The total length of Qingzang railway is 1956 km (1215 mi). Construction of the 815 km (506 mi) section between Xining and Golmud was completed by 1984. The 1142 km (709 mi) section between Golmud and Lhasa was inaugurated on 1 July 2006 by party general secretary, president Hu Jintao: the first two passenger trains were "Qing 1" (Q1) from Golmud to Lhasa, and "Zang 2" (J2) from Lhasa.[1] This railway is the first to connect the Tibet Autonomous Region to any other province, which, due to its elevation and terrain, is the last province-level entity in mainland China to have a conventional railway. Testing of the line and equipment started on 1 May 2006.[...]

The line includes the Tanggula Pass, which, at 5,072 m (16,640 feet) above sea level, is the world's highest rail track. The Tanggula railway station at 5,068 m (16,627 feet) [...] is the world's highest railway station. The 1,338 m Fenghuoshan tunnel is the highest rail tunnel in the world at 4,905 m above sea level. The 4,010-m Guanjiao tunnel is the longest tunnel from Xining to Golmod and the 3,345-m Yangbajing tunnel is the longest tunnel from Golmod to Lhasa. More than 960 km, or over 80% of the Golmud-Lhasa section, is at an elevation of more than 4,000 m. There are 675 bridges, totalling 159.88 km, and about 550 km of the railway is laid on permafrost."
- Wikipedia

The cabins are pressurized and before you start you have to sign a paper which says, that your health condition allows to ascend to these altitudes.

The Chinese again did impressive work here. You can see the on whole route bridges, snow-protection, power-lines et cetera. I mean it speaks for itself: The cabins are pressurized!
The whole ride was 33 hours. Anyways we just took hard seats, because Chris, one (german) guy of our group, had only one booked from home and we wanted to sit all together. It turned out to be a not to good idea: The lady at the counter separated us all over the train anyways and it got quite crowded.

And of course sleeping in seats is not too comfortable.

So we enjoyed a few meals together in the restaurant. We just stayed there for some while after we finished, and because no one is speaking English it always took some while until someone had the courage to signalize us, that we had to leave.

The panorama is awesome. I mean it is somehow the same as in whole Tibet, but you (at least I) can't get enough of it. But because we couldn't open windows (because of the pressure), there are no awesome pictures of it.

Oh, one more story about the fact that no one speaks English in China! Seriously! I've not been to any country before where so few people speak English! Most people (feels like 99%) don't even know "Hello", the numbers or how to ask where you are from.
But Chris had a 'No-word-dictionary' (ger. 'Keine W?rter-Buch') with him - a book with just images to point on in it, so we could have a short and weird conversation with some people in the train.

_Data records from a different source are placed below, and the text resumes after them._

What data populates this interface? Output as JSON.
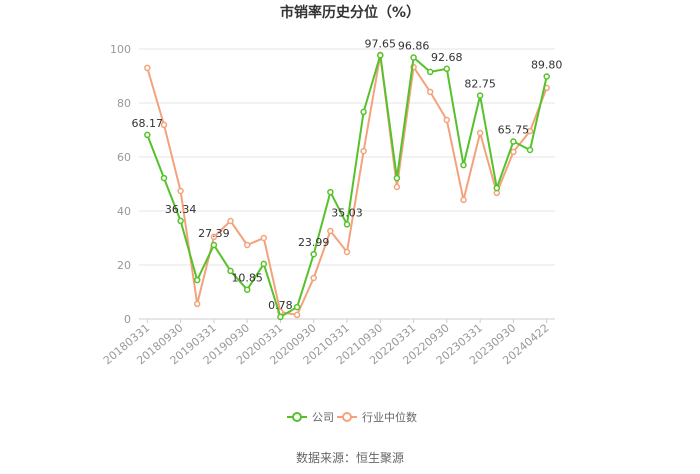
{
  "chart_data": {
    "type": "line",
    "title": "市销率历史分位（%）",
    "x_tick_labels": [
      "20180331",
      "20180930",
      "20190331",
      "20190930",
      "20200331",
      "20200930",
      "20210331",
      "20210930",
      "20220331",
      "20220930",
      "20230331",
      "20230930",
      "20240422"
    ],
    "y_ticks": [
      0,
      20,
      40,
      60,
      80,
      100
    ],
    "ylim": [
      0,
      100
    ],
    "grid": true,
    "legend": "bottom",
    "series": [
      {
        "name": "公司",
        "color": "#56c22a",
        "values": [
          68.17,
          52.2,
          36.34,
          14.4,
          27.39,
          17.8,
          10.85,
          20.4,
          0.78,
          4.4,
          23.99,
          47.0,
          35.03,
          76.7,
          97.65,
          52.2,
          96.86,
          91.5,
          92.68,
          57.0,
          82.75,
          48.5,
          65.75,
          62.6,
          89.8
        ],
        "labels": [
          "68.17",
          null,
          "36.34",
          null,
          "27.39",
          null,
          "10.85",
          null,
          "0.78",
          null,
          "23.99",
          null,
          "35.03",
          null,
          "97.65",
          null,
          "96.86",
          null,
          "92.68",
          null,
          "82.75",
          null,
          "65.75",
          null,
          "89.80"
        ]
      },
      {
        "name": "行业中位数",
        "color": "#f4a27c",
        "values": [
          93.0,
          71.9,
          47.4,
          5.6,
          30.4,
          36.3,
          27.4,
          30.0,
          2.6,
          1.5,
          15.2,
          32.6,
          24.8,
          62.2,
          97.8,
          48.9,
          93.3,
          84.1,
          73.7,
          44.1,
          68.9,
          46.7,
          61.9,
          69.6,
          85.6
        ]
      }
    ]
  },
  "source": "数据来源：恒生聚源"
}
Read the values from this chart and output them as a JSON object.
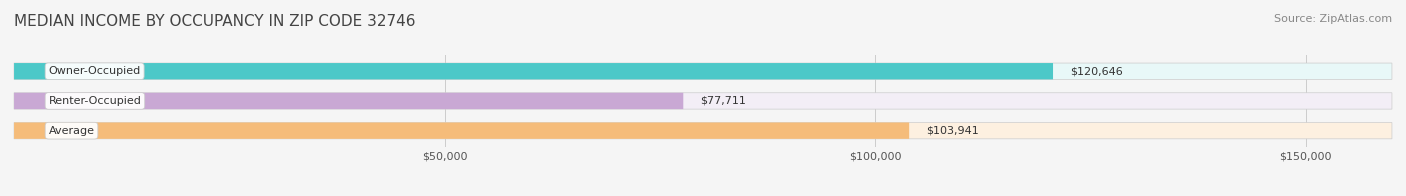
{
  "title": "MEDIAN INCOME BY OCCUPANCY IN ZIP CODE 32746",
  "source": "Source: ZipAtlas.com",
  "categories": [
    "Owner-Occupied",
    "Renter-Occupied",
    "Average"
  ],
  "values": [
    120646,
    77711,
    103941
  ],
  "bar_colors": [
    "#4CC8C8",
    "#C9A8D4",
    "#F5BC7A"
  ],
  "bar_bg_colors": [
    "#E8F8F8",
    "#F3EEF6",
    "#FDF0E0"
  ],
  "label_texts": [
    "$120,646",
    "$77,711",
    "$103,941"
  ],
  "tick_labels": [
    "$50,000",
    "$100,000",
    "$150,000"
  ],
  "tick_values": [
    50000,
    100000,
    150000
  ],
  "xlim": [
    0,
    160000
  ],
  "title_fontsize": 11,
  "source_fontsize": 8,
  "bar_label_fontsize": 8,
  "cat_label_fontsize": 8,
  "tick_fontsize": 8,
  "background_color": "#F5F5F5",
  "bar_height": 0.55
}
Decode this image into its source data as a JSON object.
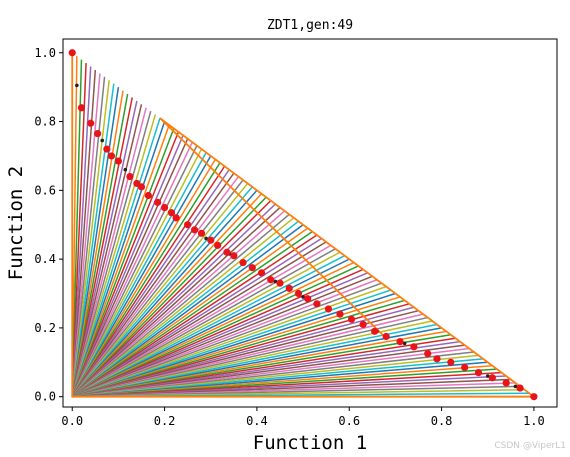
{
  "chart_data": {
    "type": "scatter",
    "title": "ZDT1,gen:49",
    "xlabel": "Function 1",
    "ylabel": "Function 2",
    "xlim": [
      -0.02,
      1.05
    ],
    "ylim": [
      -0.03,
      1.04
    ],
    "xticks": [
      "0.0",
      "0.2",
      "0.4",
      "0.6",
      "0.8",
      "1.0"
    ],
    "yticks": [
      "0.0",
      "0.2",
      "0.4",
      "0.6",
      "0.8",
      "1.0"
    ],
    "grid": false,
    "reference_lines": {
      "count": 100,
      "origin": [
        0,
        0
      ],
      "colors": [
        "#1f77b4",
        "#ff7f0e",
        "#2ca02c",
        "#d62728",
        "#9467bd",
        "#8c564b",
        "#e377c2",
        "#7f7f7f",
        "#bcbd22",
        "#17becf"
      ]
    },
    "highlight_line": {
      "color": "#ff7f0e",
      "points": [
        [
          0.0,
          1.0
        ],
        [
          0.0,
          0.0
        ],
        [
          1.0,
          0.0
        ],
        [
          0.19,
          0.81
        ],
        [
          0.68,
          0.17
        ]
      ]
    },
    "pareto_points": {
      "color": "#e8141a",
      "x": [
        0.0,
        0.02,
        0.04,
        0.055,
        0.075,
        0.085,
        0.1,
        0.125,
        0.14,
        0.15,
        0.165,
        0.185,
        0.2,
        0.215,
        0.225,
        0.25,
        0.265,
        0.28,
        0.3,
        0.315,
        0.335,
        0.35,
        0.37,
        0.39,
        0.41,
        0.43,
        0.45,
        0.47,
        0.49,
        0.51,
        0.53,
        0.555,
        0.58,
        0.605,
        0.63,
        0.655,
        0.68,
        0.71,
        0.74,
        0.77,
        0.79,
        0.82,
        0.85,
        0.88,
        0.91,
        0.94,
        0.97,
        1.0
      ],
      "y": [
        1.0,
        0.84,
        0.795,
        0.765,
        0.72,
        0.7,
        0.685,
        0.64,
        0.62,
        0.61,
        0.585,
        0.565,
        0.55,
        0.535,
        0.52,
        0.5,
        0.485,
        0.475,
        0.455,
        0.44,
        0.42,
        0.41,
        0.39,
        0.375,
        0.36,
        0.34,
        0.33,
        0.315,
        0.3,
        0.285,
        0.27,
        0.255,
        0.24,
        0.225,
        0.21,
        0.19,
        0.175,
        0.16,
        0.145,
        0.125,
        0.11,
        0.1,
        0.085,
        0.07,
        0.055,
        0.04,
        0.025,
        0.0
      ]
    },
    "dark_points": {
      "color": "#222222",
      "x": [
        0.01,
        0.065,
        0.115,
        0.2,
        0.29,
        0.34,
        0.44,
        0.5,
        0.58,
        0.66,
        0.72,
        0.82,
        0.9,
        0.96
      ],
      "y": [
        0.905,
        0.745,
        0.66,
        0.545,
        0.46,
        0.415,
        0.335,
        0.29,
        0.245,
        0.19,
        0.155,
        0.095,
        0.06,
        0.03
      ]
    }
  },
  "watermark": "CSDN @ViperL1"
}
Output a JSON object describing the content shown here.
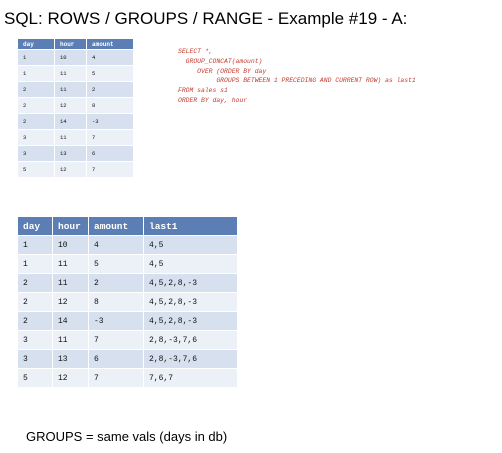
{
  "title": "SQL: ROWS / GROUPS / RANGE - Example #19 - A:",
  "source_table": {
    "columns": [
      "day",
      "hour",
      "amount"
    ],
    "rows": [
      [
        "1",
        "10",
        "4"
      ],
      [
        "1",
        "11",
        "5"
      ],
      [
        "2",
        "11",
        "2"
      ],
      [
        "2",
        "12",
        "8"
      ],
      [
        "2",
        "14",
        "-3"
      ],
      [
        "3",
        "11",
        "7"
      ],
      [
        "3",
        "13",
        "6"
      ],
      [
        "5",
        "12",
        "7"
      ]
    ]
  },
  "query": [
    "SELECT *,",
    "  GROUP_CONCAT(amount)",
    "     OVER (ORDER BY day",
    "          GROUPS BETWEEN 1 PRECEDING AND CURRENT ROW) as last1",
    "FROM sales s1",
    "ORDER BY day, hour"
  ],
  "result_table": {
    "columns": [
      "day",
      "hour",
      "amount",
      "last1"
    ],
    "rows": [
      [
        "1",
        "10",
        "4",
        "4,5"
      ],
      [
        "1",
        "11",
        "5",
        "4,5"
      ],
      [
        "2",
        "11",
        "2",
        "4,5,2,8,-3"
      ],
      [
        "2",
        "12",
        "8",
        "4,5,2,8,-3"
      ],
      [
        "2",
        "14",
        "-3",
        "4,5,2,8,-3"
      ],
      [
        "3",
        "11",
        "7",
        "2,8,-3,7,6"
      ],
      [
        "3",
        "13",
        "6",
        "2,8,-3,7,6"
      ],
      [
        "5",
        "12",
        "7",
        "7,6,7"
      ]
    ]
  },
  "footer": "GROUPS = same vals (days in db)"
}
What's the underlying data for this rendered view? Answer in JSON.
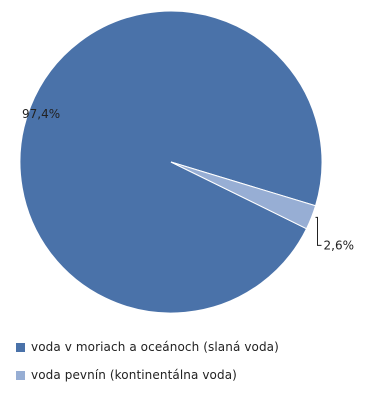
{
  "chart_data": {
    "type": "pie",
    "title": "",
    "slices": [
      {
        "label": "voda v moriach a oceánoch (slaná voda)",
        "value": 97.4,
        "display": "97,4%",
        "color": "#4a72a9"
      },
      {
        "label": "voda pevnín (kontinentálna voda)",
        "value": 2.6,
        "display": "2,6%",
        "color": "#97aed4"
      }
    ],
    "legend_position": "bottom-left",
    "data_labels": true
  },
  "legend": {
    "items": [
      {
        "label": "voda v moriach a oceánoch (slaná voda)",
        "color": "#4a72a9"
      },
      {
        "label": "voda pevnín (kontinentálna voda)",
        "color": "#97aed4"
      }
    ]
  }
}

The Norwegians (on the bord-restaurant-picture on the left) had to leave in Golmud.

Finally we reached Xi'an. From the train we already saw the ancient city wall, the silhouette nicely illuminated. The city seemed gigantic (as far as we could tell, just arriving there in the night).

Chris already had an address of a hostel as well as a good description how to get there.
It turned out to be a really nice place with a good bar. Of course we took a few beer together there. A Chinese came to our table and invited us to his table. He introduced us to his friend and told us, that he was the musician, that played before (and we missed) and invited us for a few drinks.
Oh, and we learned the custom, that as soon as you touch a Chinese's glass you have to empty it. That kinda made our evening, I think I never felt so drunk from so few beer.

Tired and happy we fell in our beds.